Ten years ago this month, PLOS ventured into the world of scientific publishing by launching its flagship journal, PLOS Biology. When Harold Varmus, Pat Brown, and Michael Eisen founded PLOS in 2000, they did so with the grand vision of making the vast stores of scientific information available to anyone with an interest—teachers, students, physicians, patients, scientists, and the general public—who didn’t have access to a research library or couldn’t afford to pay for journal subscriptions.
Frustrated by the unwillingness of publishers to make their content freely available without restriction, the founders decided to become publishers to show the world how it could be done. As they explained in their editorial in PLOS Biology’s inaugural issue: “Our aim is to catalyze a revolution in scientific publishing by providing a compelling demonstration of the value and feasibility of open-access publication.”

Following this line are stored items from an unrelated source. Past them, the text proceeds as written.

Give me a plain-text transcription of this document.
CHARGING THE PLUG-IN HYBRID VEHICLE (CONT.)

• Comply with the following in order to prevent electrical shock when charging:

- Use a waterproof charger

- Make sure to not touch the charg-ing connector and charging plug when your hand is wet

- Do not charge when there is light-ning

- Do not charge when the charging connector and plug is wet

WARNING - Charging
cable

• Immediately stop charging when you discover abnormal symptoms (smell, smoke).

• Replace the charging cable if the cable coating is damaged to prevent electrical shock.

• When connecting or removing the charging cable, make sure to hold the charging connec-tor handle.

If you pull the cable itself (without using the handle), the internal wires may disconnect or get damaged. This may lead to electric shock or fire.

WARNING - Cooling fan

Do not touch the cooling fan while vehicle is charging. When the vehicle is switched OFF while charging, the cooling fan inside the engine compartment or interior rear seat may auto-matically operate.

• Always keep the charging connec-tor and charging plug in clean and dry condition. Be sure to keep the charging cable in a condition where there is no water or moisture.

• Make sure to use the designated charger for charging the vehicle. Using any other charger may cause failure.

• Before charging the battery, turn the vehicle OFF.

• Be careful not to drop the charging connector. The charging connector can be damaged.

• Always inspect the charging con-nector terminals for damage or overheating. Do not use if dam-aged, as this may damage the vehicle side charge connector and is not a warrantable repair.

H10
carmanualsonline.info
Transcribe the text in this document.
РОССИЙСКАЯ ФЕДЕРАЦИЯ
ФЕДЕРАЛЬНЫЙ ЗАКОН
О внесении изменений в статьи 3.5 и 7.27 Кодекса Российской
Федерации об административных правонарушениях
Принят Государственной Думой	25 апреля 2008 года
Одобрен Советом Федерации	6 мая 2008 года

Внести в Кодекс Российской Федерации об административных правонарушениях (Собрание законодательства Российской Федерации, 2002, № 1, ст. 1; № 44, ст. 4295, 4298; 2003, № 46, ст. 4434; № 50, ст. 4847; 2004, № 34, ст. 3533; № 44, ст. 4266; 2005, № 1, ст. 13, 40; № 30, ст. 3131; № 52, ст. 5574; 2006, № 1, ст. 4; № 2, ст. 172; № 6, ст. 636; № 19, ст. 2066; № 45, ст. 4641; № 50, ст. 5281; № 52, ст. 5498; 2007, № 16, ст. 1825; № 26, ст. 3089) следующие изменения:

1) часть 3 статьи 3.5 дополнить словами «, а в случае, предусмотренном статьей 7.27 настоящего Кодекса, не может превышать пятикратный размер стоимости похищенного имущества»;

To mark the occasion of PLOS Biology’s 10th anniversary, we asked co-founder Michael Eisen and his brother, Jonathan Eisen, who has served first as Academic Editor-in-Chief of PLOS Biology and now as Chair of the Advisory Board for the journal, to reflect on the early days of PLOS and PLOS Biology, open access, and the future of scientific publishing.

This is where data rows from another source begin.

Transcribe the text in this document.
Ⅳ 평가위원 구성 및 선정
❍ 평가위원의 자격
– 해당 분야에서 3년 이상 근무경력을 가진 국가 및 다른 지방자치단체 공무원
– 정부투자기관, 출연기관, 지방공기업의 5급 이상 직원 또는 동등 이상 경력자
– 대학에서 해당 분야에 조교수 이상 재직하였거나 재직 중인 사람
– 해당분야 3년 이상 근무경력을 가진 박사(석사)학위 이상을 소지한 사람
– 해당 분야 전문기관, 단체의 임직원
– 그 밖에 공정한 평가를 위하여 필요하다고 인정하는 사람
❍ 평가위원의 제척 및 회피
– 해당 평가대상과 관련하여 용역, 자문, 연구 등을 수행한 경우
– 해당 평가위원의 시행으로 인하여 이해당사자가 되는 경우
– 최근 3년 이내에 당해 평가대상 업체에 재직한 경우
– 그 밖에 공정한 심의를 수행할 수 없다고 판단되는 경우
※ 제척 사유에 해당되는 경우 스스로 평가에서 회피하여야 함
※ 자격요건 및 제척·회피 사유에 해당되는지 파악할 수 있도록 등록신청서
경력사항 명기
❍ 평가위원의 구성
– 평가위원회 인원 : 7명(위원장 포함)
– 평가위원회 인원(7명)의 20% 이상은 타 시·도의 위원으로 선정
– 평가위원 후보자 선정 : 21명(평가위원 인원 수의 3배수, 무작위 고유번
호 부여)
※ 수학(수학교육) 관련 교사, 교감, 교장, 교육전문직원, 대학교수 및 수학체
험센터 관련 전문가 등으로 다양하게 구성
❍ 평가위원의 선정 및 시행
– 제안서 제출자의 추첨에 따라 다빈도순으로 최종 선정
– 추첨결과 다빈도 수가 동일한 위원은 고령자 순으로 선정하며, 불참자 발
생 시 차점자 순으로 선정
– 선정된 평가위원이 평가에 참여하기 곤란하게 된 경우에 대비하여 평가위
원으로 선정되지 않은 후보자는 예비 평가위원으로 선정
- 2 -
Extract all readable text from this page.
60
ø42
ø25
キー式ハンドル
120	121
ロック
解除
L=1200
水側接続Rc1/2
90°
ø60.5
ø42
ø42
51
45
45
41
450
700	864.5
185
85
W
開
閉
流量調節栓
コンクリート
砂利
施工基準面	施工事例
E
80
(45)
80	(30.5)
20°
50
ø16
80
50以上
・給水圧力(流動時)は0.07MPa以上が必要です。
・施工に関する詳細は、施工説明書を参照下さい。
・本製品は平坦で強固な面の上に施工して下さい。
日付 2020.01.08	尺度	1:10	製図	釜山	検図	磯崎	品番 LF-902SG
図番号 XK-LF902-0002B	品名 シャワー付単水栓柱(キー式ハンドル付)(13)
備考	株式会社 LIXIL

“Ten years ago, everybody said it wasn’t going to make it a year,” Michael Eisen says. “I don’t think anybody thought that PLOS or PLOS Biology would still be around after a decade. They thought we were naïve, crazy idealists who were playing around with some foundation’s money to start a journal.”
“Have we accomplished everything we wanted to accomplish 10 years ago? No. Have we fundamentally changed the way people think about science publishing? I think the answer is yes.”